Desde que Adam Smith publicó su más conocida obra, Investigación sobre la naturaleza y las causas de la riqueza de las naciones, la ciencia económica ha avanzado mucho en desarrollar una caja de herramientas que nos permiten a los economistas analizar la operación de los mercados y poder establecer, de manera probabilística, qué le puede suceder a un mercado en lo particular cuando se alteran las variables que determinan ya sea la demanda o la oferta en un análisis de equilibrio parcial basado en la teoría marginalista de Alfred Marshall. Lo mismo no sucede sin embargo cuando tratamos de explicar, y peor aun predecir, la evolución de la economía al nivel macroeconómico. Más allá de los aspectos fundamentales, es decir las condiciones de equilibrio de largo plazo, tratar de establecer con relativa precisión cual será la respuesta en el corto plazo de las principales variables agregadas a una determinada política fiscal y/o monetaria es un ejercicio infructuoso. Es tan infructuoso este ejercicio, que sorprende que todavía haya quién contrata y paga a algunos afortunados economistas que tienen don de palabra, coloquialmente llamada “capacidad de rollo”, para que con modelos econométricos sofisticados de equilibrio general que en realidad tienen la misma capacidad de predicción que observar la alineación de los astros o mojarse el dedo índice y sacarlo por la ventana para ver de dónde está soplando el viento, les hagan pronósticos que los propios economistas saben de antemano que, con una relativamente alta probabilidad, están incorrectos.

 

Algunos ejemplos de lo anterior. ¿Tendrá un impacto positivo sobre el crecimiento económico y el empleo en Estados Unidos, de qué magnitud y en qué plazo el paquete fiscal de casi 800 mil millones de dólares?
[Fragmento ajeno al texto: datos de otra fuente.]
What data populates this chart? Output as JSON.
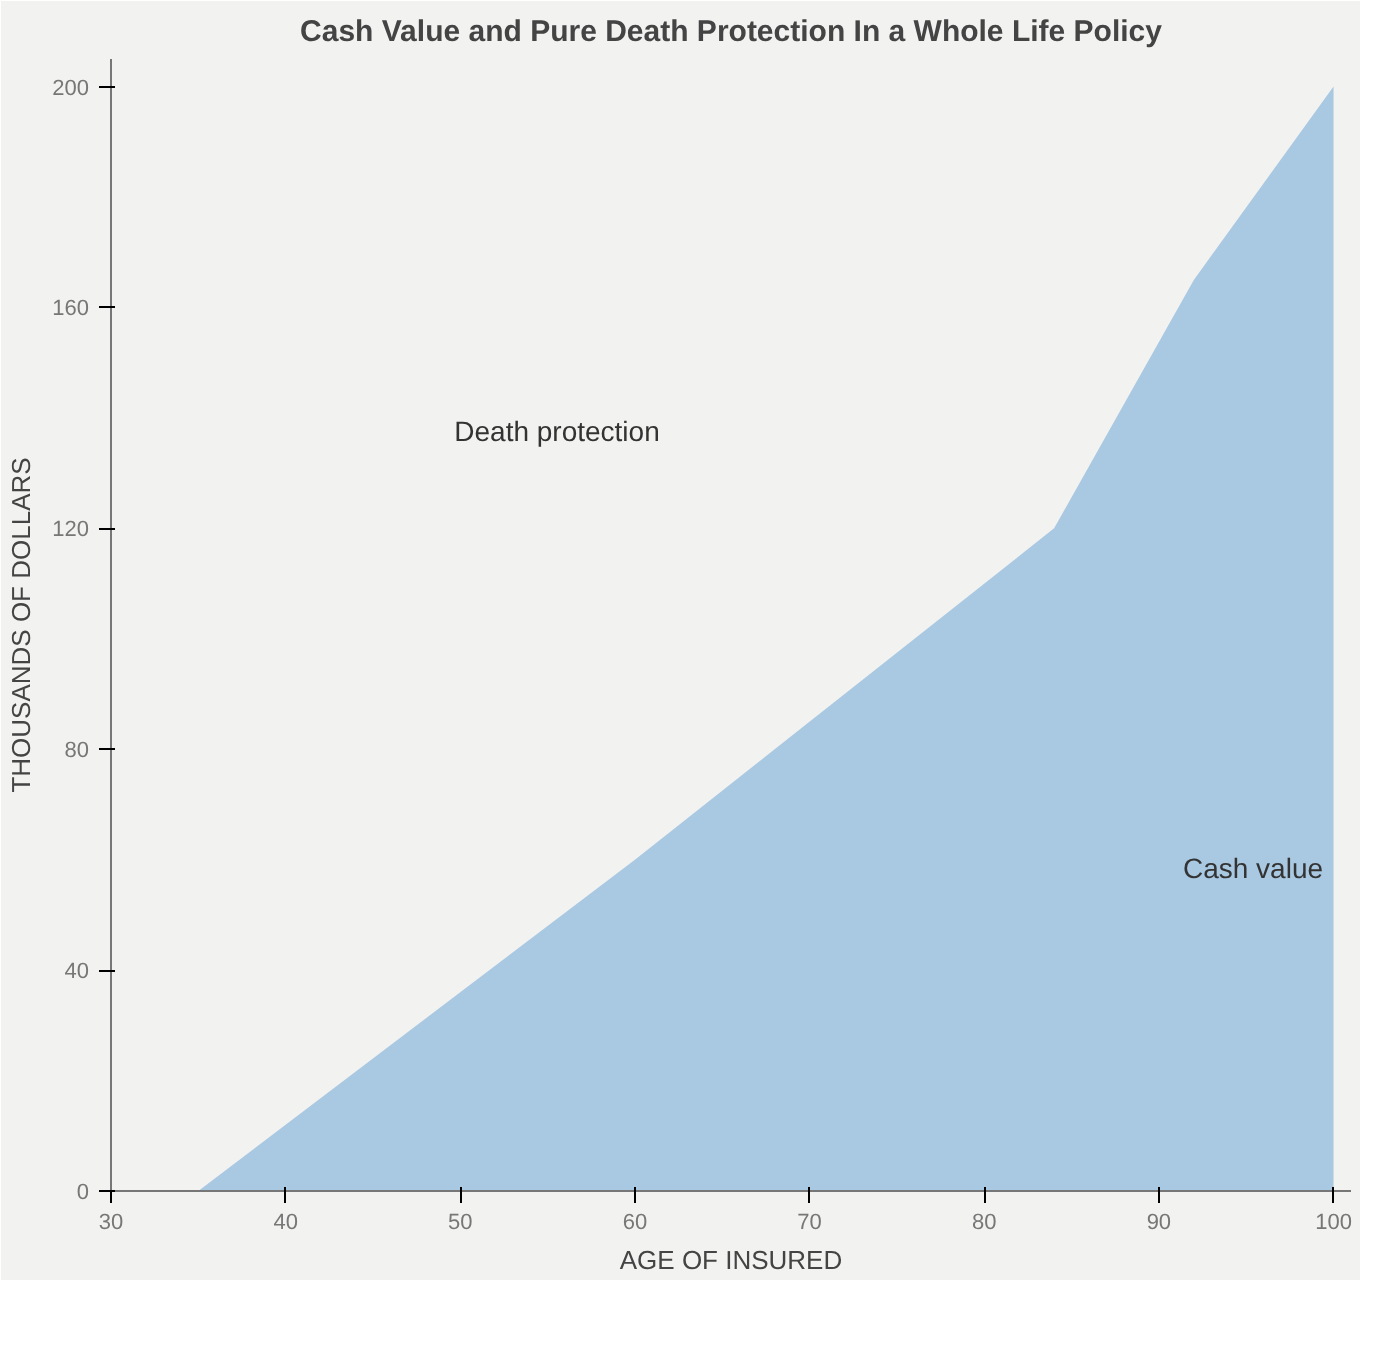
{
  "chart_data": {
    "type": "area",
    "title": "Cash Value and Pure Death Protection In a Whole Life Policy",
    "xlabel": "AGE OF INSURED",
    "ylabel": "THOUSANDS OF DOLLARS",
    "x": [
      35,
      60,
      84,
      92,
      100
    ],
    "series": [
      {
        "color": "#a9c8e2",
        "values": [
          0,
          60,
          120,
          165,
          200
        ]
      }
    ],
    "xlim": [
      30,
      101
    ],
    "ylim": [
      0,
      205
    ],
    "xticks": [
      30,
      40,
      50,
      60,
      70,
      80,
      90,
      100
    ],
    "yticks": [
      0,
      40,
      80,
      120,
      160,
      200
    ],
    "grid": false,
    "annotations": [
      "Death protection",
      "Cash value"
    ]
  }
}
La respuesta es que no se sabe, aunque lo más probable es que el impacto sea mínimo; lo que sí sabemos con certeza es que la posición fiscal de ese gobierno es insostenible en el mediano plazo. Otro ejemplo; ¿si el Banco de México decide reducir en un punto porcentual la tasa de fondeo en la próxima reunión de la Junta de Gobierno, la economía empezará su recuperación en el cuarto trimestre de 2009 en lugar de hasta 2010 y de qué magnitud sería ésta? La respuesta es que no se sabe aunque lo más probable es que dadas las condiciones de la economía estadounidense, tal impulso monetario no sirva de mucho; lo que sí sabemos con certeza es que tal política introduciría presiones inflacionarias en la economía.

 

Aunque los economistas sabemos poco, sabemos mucho más que los políticos tratando de manejar la economía aunque ellos, como nuestros legisladores, no se hayan dado cuenta.